All hail Christine Quinn, our favorite glamazon reality TV star, without whom, there would be no Selling Sunset.
Without Christine Quinn, there is no Selling Sunset. She brings the necessary absurdity to a show that would otherwise take itself and its million dollar homes and celebrity clients all too seriously. The reality star makes a splash whenever she’s on screen, from her floor-grazing hair extensions to her Barbie pink heels to her penchant for quoting Britney Spears. Quinn will not be returning to Selling Sunset’s sixth season, a heartbreak for her many fans, but a decision that’s not entirely unexpected — she’s always been playing leagues above her costars. Ahead, 10 of Quinn’s most memorable Selling Sunset moments.
In Season 1, during one of her many infamous feuds with Chrishell Stause, she said her truth: “Only my tits are fake, I’m not fake.” Say what you want about Quinn, but she tells it like it is. "I tell people all the time: I got my boobs done, I get my lips done, tons of Botox, tons of makeup," she later told Vogue in 2020.
"It's just gonna be casual,” Quinn told an unsuspecting party planner. “I just want, like, stuff going on, like no big deal." Only no big deal to Christine meant a live zebra. She also inquired about Cirque du Soleil performers. “Can you fly them in from Vegas?"
Christine’s million-dollar wedding was fit for a royal, with fake snow, $50,000 black feathered Galia Lahav wedding gowns (plural), four foot-tall gargoyle ice sculptures, and onyx-tinted champagne. The most Christine detail? A cake that bled when you cut into it. (The blood was strawberry balsamic.)

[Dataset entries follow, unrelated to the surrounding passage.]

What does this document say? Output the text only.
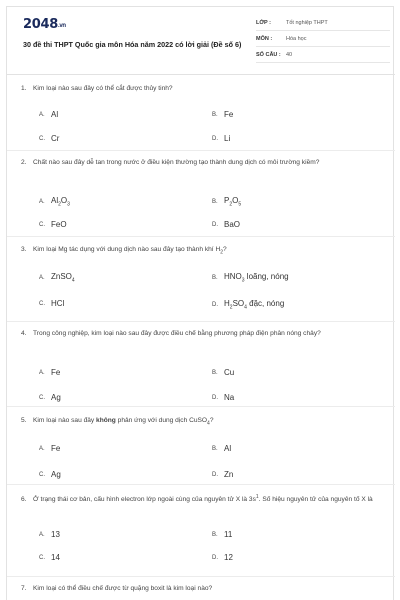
2048.vn
30 đề thi THPT Quốc gia môn Hóa năm 2022 có lời giải (Đề số 6)
LỚP :	Tốt nghiệp THPT
MÔN :	Hóa học
SỐ CÂU : 40
1. Kim loại nào sau đây có thể cắt được thủy tinh?
A. Al	B. Fe
C. Cr	D. Li
2. Chất nào sau đây dễ tan trong nước ở điều kiện thường tạo thành dung dịch có môi trường kiềm?
A. $Al_2O_3$	B. $P_2O_5$
C. FeO	D. BaO
3. Kim loại Mg tác dụng với dung dịch nào sau đây tạo thành khí $H_2$?
A. ZnSO$_4$	B. $HNO_3$ loãng, nóng
C. HCl	D. $H_2SO_4$ đặc, nóng
4. Trong công nghiệp, kim loại nào sau đây được điều chế bằng phương pháp điện phân nóng chảy?
A. Fe	B. Cu
C. Ag	D. Na
5. Kim loại nào sau đây không phản ứng với dung dịch CuSO$_4$?
A. Fe	B. Al
C. Ag	D. Zn
6. Ở trạng thái cơ bản, cấu hình electron lớp ngoài cùng của nguyên tử X là $3s^1$. Số hiệu nguyên tử của nguyên tố X là
A. 13	B. 11
C. 14	D. 12
7. Kim loại có thể điều chế được từ quặng boxit là kim loại nào?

“We don’t really talk about money but, if I want something, I have been known to go in his wallet, take out his American Express, take a picture, send it to the salesperson,” Quinn said. “He has some alerts on his phone. So I have my Louis Vuitton rep on speed dial so when he’s sleeping. I’ll have her buy a purse and then, and then I’ll delete the notification while he’s sleeping. Some call it fraud, I call it love."
Christine wasn’t invited to Heather’s bridal shower, but she made her presence known, with a massive floral arrangement of red roses in the shape of a heart, so big it wouldn’t fit through the door. It was a gift better fit for, I don’t know, Christine herself, and had the aura of a last grand gesture to save a flailing marriage. Incredible television!
Christine and her husband needed a need house because their five-bedroom house was just too small for both of them. “It doesn’t need to be huge, just like, 10,000 square feet at least,” she told Jason, who said that that is indeed a huge house. “It depends who you ask, I guess,” she said, specifying that she needs a room for her closets (again, plural).